Shaya passes up hip-hop trends for a look within

By Gabe Meline

In his apartment up near the airport, with a hand stamp still on the back of his palm from the Giants vs. Dodgers game the day before, Shaya explains the impetus behind his music. "I want people to take away something they can relate to," he says. "It's sorta like thought-provoking music. I'm trying to revive the thought-provoking stuff instead of it just bein' somethin' that goes in one ear and out the other."

With Fallen Awake, released last month, the 30-year-old Santa Rosa MC has more than hit that goal. Full of positive vibes and earthy production, the album is a severely promising first step into the arena that even he himself acknowledges is overpopulated. "Everyone raps, everywhere you turn," he says. "But I didn't know anything about the industry except for what I read inside CDs. Most people don't read the notes inside of the insert, but I would read them and write down on paper who I wanted to work with."
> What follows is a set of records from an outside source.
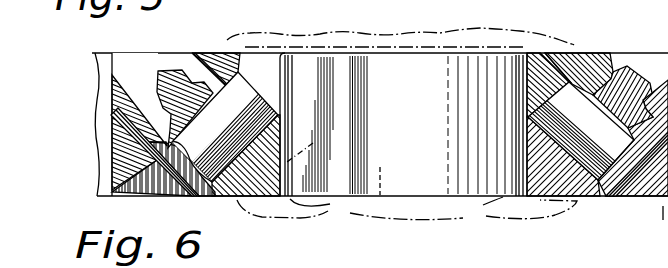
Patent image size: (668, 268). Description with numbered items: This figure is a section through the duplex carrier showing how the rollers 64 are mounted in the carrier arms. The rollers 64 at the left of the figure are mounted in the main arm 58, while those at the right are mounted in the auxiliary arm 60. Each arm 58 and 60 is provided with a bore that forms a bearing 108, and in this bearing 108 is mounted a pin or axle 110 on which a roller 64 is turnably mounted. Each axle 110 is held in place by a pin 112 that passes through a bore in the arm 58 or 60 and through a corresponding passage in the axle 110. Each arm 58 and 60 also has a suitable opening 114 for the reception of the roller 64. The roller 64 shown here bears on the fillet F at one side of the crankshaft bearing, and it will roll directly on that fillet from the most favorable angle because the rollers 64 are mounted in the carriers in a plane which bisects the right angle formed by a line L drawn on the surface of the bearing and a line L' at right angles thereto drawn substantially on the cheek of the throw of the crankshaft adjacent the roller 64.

The main arm 58 is at (120, 156).
The auxiliary arm 60 is at (607, 54).
The roller 64 is at (160, 84).
The bearing 108 is at (263, 48).
The pin or axle 110 is at (150, 182).
The pin 112 is at (112, 118).
The opening 114 is at (137, 60).
The line L is at (304, 143).
The line L' is at (376, 171).
The fillet F is at (450, 209).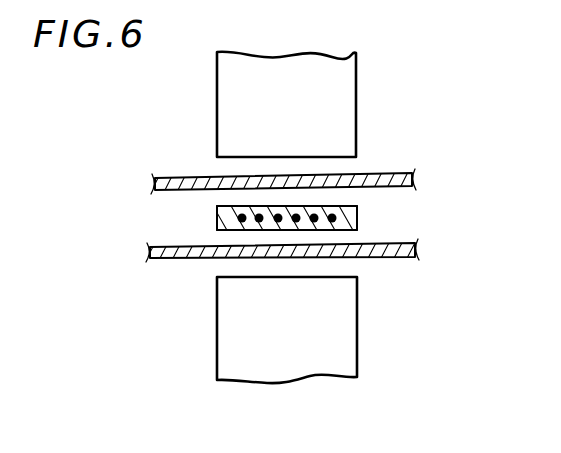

It worked. With G-Unit producer Jake One behind the hard-hitting "Fall Back" and a slew of other up-and-coming producers on other standout tracks, Fallen Awake is a 14-course serving of East Coast–style hip hop—Philly-soul string breaks lie smooth above scattered Dilla-esque beats. But it's Shaya's natural command of the mic that elevates the album from just another indie-rap release. Shaya acquired the talent at a young age, in unusual fashion: by transcribing L. L. Cool J lyrics in a notebook, and then replacing the words, one by one, with his own.

Never one for trends (best dis in 2008: "You the past, bro / Gone like hyphy"), Shaya opts for the classics, reclining in a Jimi Hendrix T-shirt and citing Q-Tip of A Tribe Called Quest as his favorite MC. But it was Los Angeles rapper Ras Kass, whom Shaya met outside S.F.'s Maritime Hall, who gave the up-and-comer his best advice. "I was talkin' to him about my stuff, telling him, 'I'll be the next you,'" says Shaya, "and he was like, 'No, man. Be the next you.'"

One song, "Thinking Cap," tells the story of Shaya's self-discovery. In a series of questions to himself, he settles on the album's spiritual core: "Someday, I want to fly and let my wings spread wide / I survive with lazy vision so they tell me love is blind / They say this is my best shit, but I don't really know / Maybe writin' what I feel'll give me character to grow."

Personal growth and artistic growth go hand in hand, but in hip-hop, it's career growth that's the most elusive. On "Industry Life," Shaya raps that "my album's the biggest secret in the Bay on the unda." If even the smallest whisper of it gets out, it won't be for long.